/i/Başıma Geldi

Hayatta başınıza gelenlerden ibaret değil midir?
  1. 101.
    0
    11.09.1998 Cuma

    Salı akşamı 12:00-08:00 nöbetçisi gardiyan Hidayet, koğuşumuza gelip, bizlerle bir müddet sohbet edip çay içti. Şakalaştık. Koğuştan çıkarken yanına yaklaşıp kapıyı kilitleyecek olduğu zaman, yanımızda kimse yokken, Hidayet Bey! Malumunuz, sizler de evlisiniz. Evlat sevgisi nedir bilirsiniz, sizi sezinleyebildiğim kadarıyla kıyak bir arkadaşa benziyorsunuz. Düştük gurbet ele, çoluk çocuk, eşten ayrıyız. Özgürlüğümüz kısıtlı, senin nöbetinde beni telefonda ailemle, çocuklarımla görüştürür müsünüz? Bu iyiliğinizin altında da kalmam dedim. O da, sabah erken kalk, saat yedide de konuşursunuz dedi.

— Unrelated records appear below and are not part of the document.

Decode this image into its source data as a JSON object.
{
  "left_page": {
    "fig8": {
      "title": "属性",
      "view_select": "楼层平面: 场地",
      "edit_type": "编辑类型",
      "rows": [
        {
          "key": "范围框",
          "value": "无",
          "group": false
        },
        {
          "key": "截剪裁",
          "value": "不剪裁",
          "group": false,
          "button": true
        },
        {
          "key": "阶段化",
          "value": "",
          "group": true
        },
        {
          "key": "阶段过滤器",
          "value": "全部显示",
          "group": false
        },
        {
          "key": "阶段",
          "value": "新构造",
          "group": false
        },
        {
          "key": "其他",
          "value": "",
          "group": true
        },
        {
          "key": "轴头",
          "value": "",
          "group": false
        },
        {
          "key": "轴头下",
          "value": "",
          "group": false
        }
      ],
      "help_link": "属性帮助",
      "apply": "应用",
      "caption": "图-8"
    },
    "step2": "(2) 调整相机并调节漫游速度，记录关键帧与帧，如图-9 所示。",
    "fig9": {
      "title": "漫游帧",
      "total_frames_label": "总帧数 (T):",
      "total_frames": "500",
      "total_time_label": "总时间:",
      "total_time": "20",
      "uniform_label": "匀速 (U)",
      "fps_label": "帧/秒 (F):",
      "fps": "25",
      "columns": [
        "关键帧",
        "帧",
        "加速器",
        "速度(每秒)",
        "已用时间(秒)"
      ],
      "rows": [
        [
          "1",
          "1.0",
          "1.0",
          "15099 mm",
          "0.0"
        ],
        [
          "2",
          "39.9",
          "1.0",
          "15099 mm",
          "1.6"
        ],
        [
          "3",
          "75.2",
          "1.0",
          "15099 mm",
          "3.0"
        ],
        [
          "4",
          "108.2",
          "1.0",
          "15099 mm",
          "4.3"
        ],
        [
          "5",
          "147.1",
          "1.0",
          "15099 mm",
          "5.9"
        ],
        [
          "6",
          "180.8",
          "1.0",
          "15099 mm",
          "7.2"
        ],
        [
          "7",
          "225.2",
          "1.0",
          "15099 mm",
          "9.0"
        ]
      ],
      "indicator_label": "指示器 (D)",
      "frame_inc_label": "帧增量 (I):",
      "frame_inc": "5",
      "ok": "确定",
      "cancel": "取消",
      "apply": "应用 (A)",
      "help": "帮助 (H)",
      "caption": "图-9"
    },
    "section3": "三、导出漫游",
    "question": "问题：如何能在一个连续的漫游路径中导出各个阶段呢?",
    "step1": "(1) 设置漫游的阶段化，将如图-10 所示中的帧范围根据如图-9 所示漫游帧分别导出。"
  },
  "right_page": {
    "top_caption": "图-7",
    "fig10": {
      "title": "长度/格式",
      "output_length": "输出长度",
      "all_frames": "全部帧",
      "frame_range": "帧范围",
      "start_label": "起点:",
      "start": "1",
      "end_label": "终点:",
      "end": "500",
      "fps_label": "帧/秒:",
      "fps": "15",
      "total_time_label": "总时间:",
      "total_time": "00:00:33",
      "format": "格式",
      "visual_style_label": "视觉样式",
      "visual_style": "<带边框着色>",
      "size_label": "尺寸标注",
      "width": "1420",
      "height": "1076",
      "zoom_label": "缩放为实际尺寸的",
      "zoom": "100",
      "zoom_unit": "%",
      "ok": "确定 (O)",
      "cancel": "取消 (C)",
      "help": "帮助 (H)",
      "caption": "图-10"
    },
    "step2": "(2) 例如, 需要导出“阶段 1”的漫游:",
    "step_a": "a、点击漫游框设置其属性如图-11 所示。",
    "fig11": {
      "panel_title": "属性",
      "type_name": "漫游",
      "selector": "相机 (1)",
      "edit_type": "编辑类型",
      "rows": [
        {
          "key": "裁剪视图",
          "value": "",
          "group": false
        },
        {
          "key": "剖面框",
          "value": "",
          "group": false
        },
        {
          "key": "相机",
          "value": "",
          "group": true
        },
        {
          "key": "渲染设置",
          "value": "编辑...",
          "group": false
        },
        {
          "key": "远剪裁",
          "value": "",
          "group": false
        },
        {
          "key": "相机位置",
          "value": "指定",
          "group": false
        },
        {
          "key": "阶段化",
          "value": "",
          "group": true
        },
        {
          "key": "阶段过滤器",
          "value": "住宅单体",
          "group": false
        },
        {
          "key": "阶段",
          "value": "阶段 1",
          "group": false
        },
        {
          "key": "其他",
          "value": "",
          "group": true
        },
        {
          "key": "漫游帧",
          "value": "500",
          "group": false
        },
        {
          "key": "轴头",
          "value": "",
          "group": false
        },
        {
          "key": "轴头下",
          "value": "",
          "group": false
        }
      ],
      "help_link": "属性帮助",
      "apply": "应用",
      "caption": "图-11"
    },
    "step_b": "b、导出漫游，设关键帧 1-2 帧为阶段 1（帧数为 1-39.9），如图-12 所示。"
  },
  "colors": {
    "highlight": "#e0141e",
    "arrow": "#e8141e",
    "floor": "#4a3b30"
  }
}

Aksine sabah yedide de kalkamamıştım. Nöbeti saat 08:30’da teslim etmesi gerekirken, o gün nöbetten geç çıkmıştı. Bir ara boşluk bulup ziyaret mahalline geçerek, kimsenin göremeyeceği bir şekilde duvar dibinde telefon numaramı ve söylemesi gerekenleri bir kağıda yazıp ve yedi yüz elli bin lirayı kağıdın içine koyup verdim. O da Cuma veya Cumartesi sizi görüştüreceğim demişti. Artık Cumayı bekliyordum. Bugün içinde 08:00-16:00 nöbetçisiydi. Ve bugün tüm ziyaret boyunca kulağım hep telefondaydı. Her telefon çalışında bu telefon bana diye içimden bir sevinç geçiyordu. Havaların çok sıcak oluşu ve ziyaretlerin kalabalık olması, Hidayeti bunaltmış olacak ki, koğuşumuza elini yüzünü yıkamaya geldiğinde, abi ne oldu, görüşebildin mi , evime haber uçurdun mu dediğimde, ne acele ediyorsun, görüştüreceğiz işte deyip, beni terslercesine bir tavır takınmıştı. Tamam abi, sen kızma, işini bilirsin diyordum. Bugünü de telefon beklemekle akşamı yapmış oldum.